Why Does Myth Matter for the Individual?

Every individual lives within a personal myth, whether conscious of it or not. Hillman argued in Re-Visioning Psychology that the psyche continuously generates mythic images — not as escapist fantasy but as the soul’s primary mode of making meaning from experience (Hillman, 1975). A personal myth can sustain or suffocate depending on whether consciousness has engaged its demands. The person who unconsciously lives inside a hero myth will pursue conquest and triumph long after the psyche is calling for descent and surrender. The person captured by a tragedy may court suffering as though grief were an identity rather than a passage.

Kerenyi demonstrated that the Greek gods were never merely characters in stories but distinct modes of being — each with specific values, demands, and atmospheric qualities (Kerenyi, 1951). To engage a myth is to enter relationship with the gods and forces that inhabit it, allowing their images to reshape understanding. Within the Seba Health framework, recovery itself is understood as a mythic process: a departure from the old story, an initiation through suffering and confrontation with the unconscious, and a return to life carrying something won from the depths.

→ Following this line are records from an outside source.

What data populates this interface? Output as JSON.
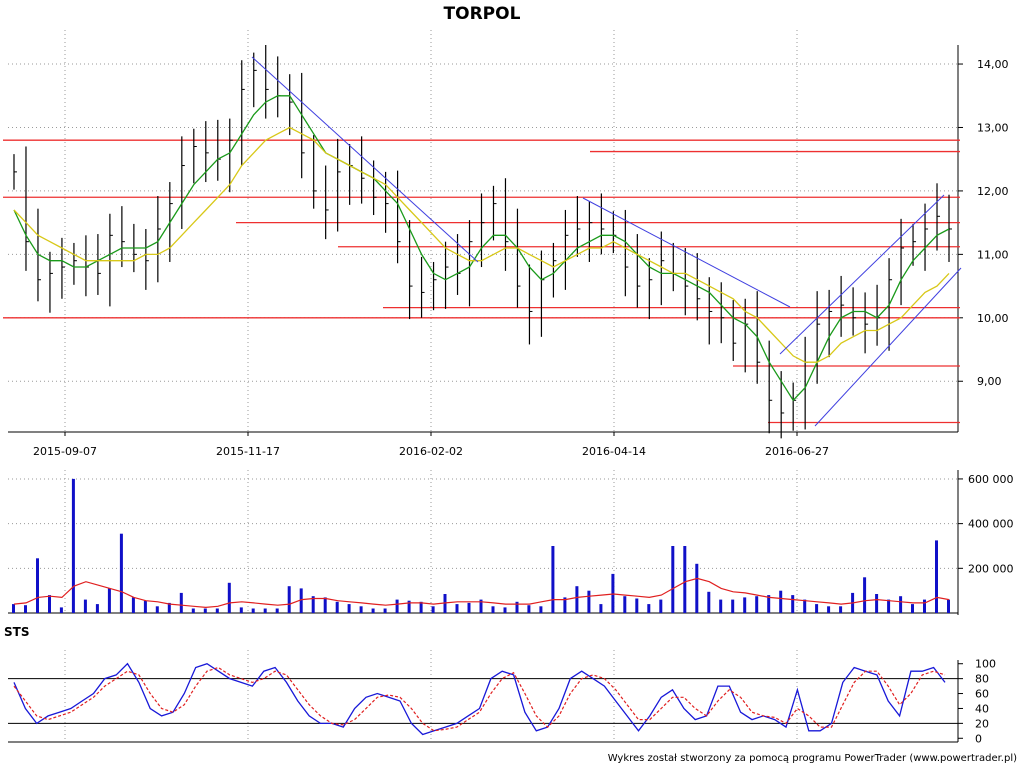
{
  "chart_data": [
    {
      "type": "candlestick",
      "title": "TORPOL",
      "x_tick_labels": [
        "2015-09-07",
        "2015-11-17",
        "2016-02-02",
        "2016-04-14",
        "2016-06-27"
      ],
      "y_tick_labels": [
        "9,00",
        "10,00",
        "11,00",
        "12,00",
        "13,00",
        "14,00"
      ],
      "y_ticks": [
        9,
        10,
        11,
        12,
        13,
        14
      ],
      "ylim": [
        8.2,
        14.3
      ],
      "grid": true,
      "colors": {
        "bars": "#000000",
        "ma_short": "#1a9a1a",
        "ma_long": "#d8c818",
        "support_resistance": "#ee3030",
        "trendlines": "#4040e0"
      },
      "series": [
        {
          "name": "",
          "type": "close",
          "values": [
            12.3,
            11.2,
            10.6,
            10.7,
            10.8,
            10.9,
            10.8,
            10.7,
            11.3,
            11.2,
            11.0,
            10.9,
            11.4,
            11.8,
            12.4,
            12.7,
            12.6,
            12.5,
            12.8,
            13.6,
            13.9,
            13.6,
            13.5,
            13.4,
            12.6,
            12.0,
            11.7,
            12.3,
            12.4,
            12.2,
            11.9,
            11.8,
            11.2,
            10.5,
            10.4,
            10.6,
            10.8,
            10.7,
            11.2,
            11.5,
            11.8,
            11.2,
            10.5,
            10.1,
            10.6,
            10.9,
            11.3,
            11.4,
            11.5,
            11.4,
            11.3,
            10.8,
            10.5,
            10.6,
            10.9,
            10.7,
            10.5,
            10.3,
            10.1,
            10.0,
            9.6,
            9.9,
            9.3,
            8.7,
            8.5,
            8.7,
            9.3,
            9.9,
            10.1,
            10.2,
            10.0,
            9.9,
            10.0,
            10.6,
            11.1,
            11.2,
            11.4,
            11.6,
            11.4
          ]
        },
        {
          "name": "",
          "type": "moving_average",
          "values": [
            11.7,
            11.3,
            11.0,
            10.9,
            10.9,
            10.8,
            10.8,
            10.9,
            11.0,
            11.1,
            11.1,
            11.1,
            11.2,
            11.5,
            11.8,
            12.1,
            12.3,
            12.5,
            12.6,
            12.9,
            13.2,
            13.4,
            13.5,
            13.5,
            13.2,
            12.9,
            12.6,
            12.5,
            12.4,
            12.3,
            12.2,
            12.0,
            11.8,
            11.4,
            11.0,
            10.7,
            10.6,
            10.7,
            10.8,
            11.1,
            11.3,
            11.3,
            11.1,
            10.8,
            10.6,
            10.7,
            10.9,
            11.1,
            11.2,
            11.3,
            11.3,
            11.2,
            11.0,
            10.8,
            10.7,
            10.7,
            10.6,
            10.5,
            10.4,
            10.2,
            10.0,
            9.9,
            9.7,
            9.3,
            9.0,
            8.7,
            8.9,
            9.3,
            9.7,
            10.0,
            10.1,
            10.1,
            10.0,
            10.2,
            10.6,
            10.9,
            11.1,
            11.3,
            11.4
          ]
        },
        {
          "name": "",
          "type": "moving_average",
          "values": [
            11.7,
            11.5,
            11.3,
            11.2,
            11.1,
            11.0,
            10.9,
            10.9,
            10.9,
            10.9,
            10.9,
            11.0,
            11.0,
            11.1,
            11.3,
            11.5,
            11.7,
            11.9,
            12.1,
            12.4,
            12.6,
            12.8,
            12.9,
            13.0,
            12.9,
            12.8,
            12.6,
            12.5,
            12.4,
            12.3,
            12.2,
            12.1,
            11.9,
            11.7,
            11.5,
            11.3,
            11.1,
            11.0,
            10.9,
            10.9,
            11.0,
            11.1,
            11.1,
            11.0,
            10.9,
            10.8,
            10.9,
            11.0,
            11.1,
            11.1,
            11.2,
            11.1,
            11.0,
            10.9,
            10.8,
            10.7,
            10.7,
            10.6,
            10.5,
            10.4,
            10.3,
            10.1,
            10.0,
            9.8,
            9.6,
            9.4,
            9.3,
            9.3,
            9.4,
            9.6,
            9.7,
            9.8,
            9.8,
            9.9,
            10.0,
            10.2,
            10.4,
            10.5,
            10.7
          ]
        }
      ],
      "horizontal_levels": [
        12.8,
        12.62,
        11.9,
        11.5,
        11.12,
        10.16,
        10.0,
        9.24,
        8.35
      ]
    },
    {
      "type": "bar",
      "y_tick_labels": [
        "200 000",
        "400 000",
        "600 000"
      ],
      "y_ticks": [
        200000,
        400000,
        600000
      ],
      "ylim": [
        0,
        640000
      ],
      "series": [
        {
          "name": "",
          "type": "volume",
          "values": [
            40000,
            35000,
            245000,
            80000,
            25000,
            600000,
            60000,
            40000,
            110000,
            355000,
            70000,
            55000,
            30000,
            45000,
            90000,
            20000,
            20000,
            20000,
            135000,
            25000,
            20000,
            20000,
            20000,
            120000,
            110000,
            75000,
            70000,
            50000,
            40000,
            30000,
            20000,
            20000,
            60000,
            55000,
            50000,
            30000,
            85000,
            40000,
            45000,
            60000,
            30000,
            25000,
            50000,
            35000,
            30000,
            300000,
            70000,
            120000,
            100000,
            40000,
            175000,
            75000,
            65000,
            40000,
            60000,
            300000,
            300000,
            220000,
            95000,
            60000,
            60000,
            70000,
            75000,
            80000,
            100000,
            80000,
            60000,
            40000,
            30000,
            30000,
            90000,
            160000,
            85000,
            60000,
            75000,
            40000,
            60000,
            325000,
            60000
          ]
        },
        {
          "name": "",
          "type": "moving_average",
          "values": [
            40000,
            45000,
            70000,
            75000,
            70000,
            120000,
            140000,
            125000,
            110000,
            95000,
            70000,
            55000,
            50000,
            40000,
            35000,
            30000,
            25000,
            30000,
            45000,
            50000,
            45000,
            40000,
            35000,
            40000,
            60000,
            65000,
            65000,
            55000,
            50000,
            45000,
            40000,
            35000,
            40000,
            45000,
            45000,
            40000,
            45000,
            50000,
            50000,
            50000,
            45000,
            40000,
            40000,
            40000,
            50000,
            60000,
            60000,
            70000,
            75000,
            80000,
            85000,
            80000,
            75000,
            70000,
            80000,
            110000,
            140000,
            155000,
            140000,
            110000,
            95000,
            90000,
            80000,
            70000,
            65000,
            60000,
            55000,
            50000,
            45000,
            40000,
            45000,
            55000,
            60000,
            55000,
            50000,
            45000,
            45000,
            70000,
            60000
          ]
        }
      ]
    },
    {
      "type": "line",
      "title": "STS",
      "y_tick_labels": [
        "0",
        "20",
        "40",
        "60",
        "80",
        "100"
      ],
      "y_ticks": [
        0,
        20,
        40,
        60,
        80,
        100
      ],
      "ylim": [
        -5,
        105
      ],
      "reference_lines": [
        80,
        20
      ],
      "series": [
        {
          "name": "",
          "type": "stochastic_k",
          "values": [
            75,
            40,
            20,
            30,
            35,
            40,
            50,
            60,
            80,
            85,
            100,
            75,
            40,
            30,
            35,
            60,
            95,
            100,
            90,
            80,
            75,
            70,
            90,
            95,
            75,
            50,
            30,
            20,
            20,
            15,
            40,
            55,
            60,
            55,
            50,
            20,
            5,
            10,
            15,
            20,
            30,
            40,
            80,
            90,
            85,
            35,
            10,
            15,
            40,
            80,
            90,
            80,
            70,
            50,
            30,
            10,
            30,
            55,
            65,
            40,
            25,
            30,
            70,
            70,
            35,
            25,
            30,
            25,
            15,
            65,
            10,
            10,
            20,
            75,
            95,
            90,
            85,
            50,
            30,
            90,
            90,
            95,
            75
          ]
        },
        {
          "name": "",
          "type": "stochastic_d",
          "values": [
            70,
            50,
            30,
            25,
            30,
            35,
            45,
            55,
            70,
            80,
            90,
            85,
            60,
            40,
            35,
            45,
            70,
            90,
            95,
            85,
            80,
            75,
            80,
            90,
            85,
            65,
            45,
            30,
            20,
            18,
            25,
            40,
            55,
            58,
            55,
            40,
            20,
            10,
            12,
            15,
            25,
            35,
            60,
            80,
            88,
            60,
            30,
            15,
            30,
            60,
            80,
            85,
            80,
            65,
            45,
            25,
            25,
            40,
            55,
            55,
            40,
            30,
            50,
            65,
            55,
            35,
            30,
            28,
            20,
            40,
            30,
            15,
            15,
            45,
            75,
            90,
            90,
            70,
            45,
            60,
            85,
            90,
            85
          ]
        }
      ]
    }
  ],
  "footer": "Wykres został stworzony za pomocą programu PowerTrader (www.powertrader.pl)"
}
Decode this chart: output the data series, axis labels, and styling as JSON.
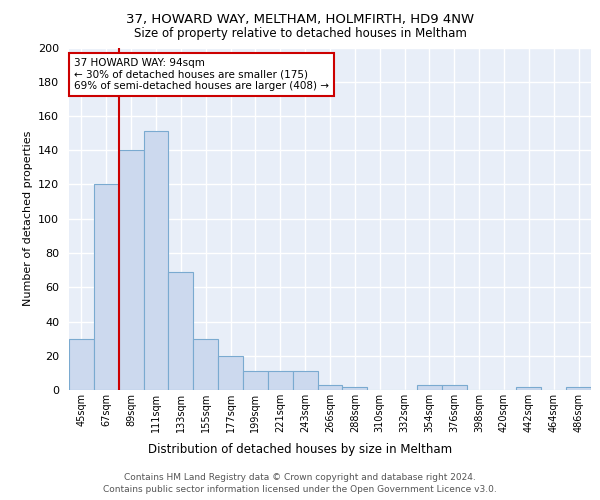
{
  "title1": "37, HOWARD WAY, MELTHAM, HOLMFIRTH, HD9 4NW",
  "title2": "Size of property relative to detached houses in Meltham",
  "xlabel": "Distribution of detached houses by size in Meltham",
  "ylabel": "Number of detached properties",
  "categories": [
    "45sqm",
    "67sqm",
    "89sqm",
    "111sqm",
    "133sqm",
    "155sqm",
    "177sqm",
    "199sqm",
    "221sqm",
    "243sqm",
    "266sqm",
    "288sqm",
    "310sqm",
    "332sqm",
    "354sqm",
    "376sqm",
    "398sqm",
    "420sqm",
    "442sqm",
    "464sqm",
    "486sqm"
  ],
  "values": [
    30,
    120,
    140,
    151,
    69,
    30,
    20,
    11,
    11,
    11,
    3,
    2,
    0,
    0,
    3,
    3,
    0,
    0,
    2,
    0,
    2
  ],
  "bar_color": "#ccd9ee",
  "bar_edge_color": "#7aaad0",
  "red_line_x": 1.5,
  "annotation_text": "37 HOWARD WAY: 94sqm\n← 30% of detached houses are smaller (175)\n69% of semi-detached houses are larger (408) →",
  "annotation_box_color": "white",
  "annotation_box_edge_color": "#cc0000",
  "red_line_color": "#cc0000",
  "ylim": [
    0,
    200
  ],
  "yticks": [
    0,
    20,
    40,
    60,
    80,
    100,
    120,
    140,
    160,
    180,
    200
  ],
  "background_color": "#e8eef8",
  "grid_color": "#ffffff",
  "footer1": "Contains HM Land Registry data © Crown copyright and database right 2024.",
  "footer2": "Contains public sector information licensed under the Open Government Licence v3.0."
}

How Does Myth Function Clinically?

Clinically, myth provides what literal description cannot: a symbolic container large enough to hold the full complexity of psychic experience. When a client’s suffering is witnessed not only as personal history but as participation in a mythic pattern, the experience gains dimensionality and meaning without losing its specificity. Hillman insisted that “sticking to the image” — attending to the mythic figures and narratives that arise spontaneously in dreams, symptoms, and fantasies — is the fundamental clinical discipline (Hillman, 1975). The task is not to decode the myth into rational language but to let it speak on its own terms.

Sources Cited

  1. Jung, C.G. (1959). The Archetypes and the Collective Unconscious (CW 9i). Princeton University Press.
  2. Campbell, Joseph (1949). The Hero with a Thousand Faces. Pantheon Books.
  3. Hillman, James (1975). Re-Visioning Psychology. Harper & Row.
  4. Kerenyi, Karl (1951). The Gods of the Greeks. Thames and Hudson.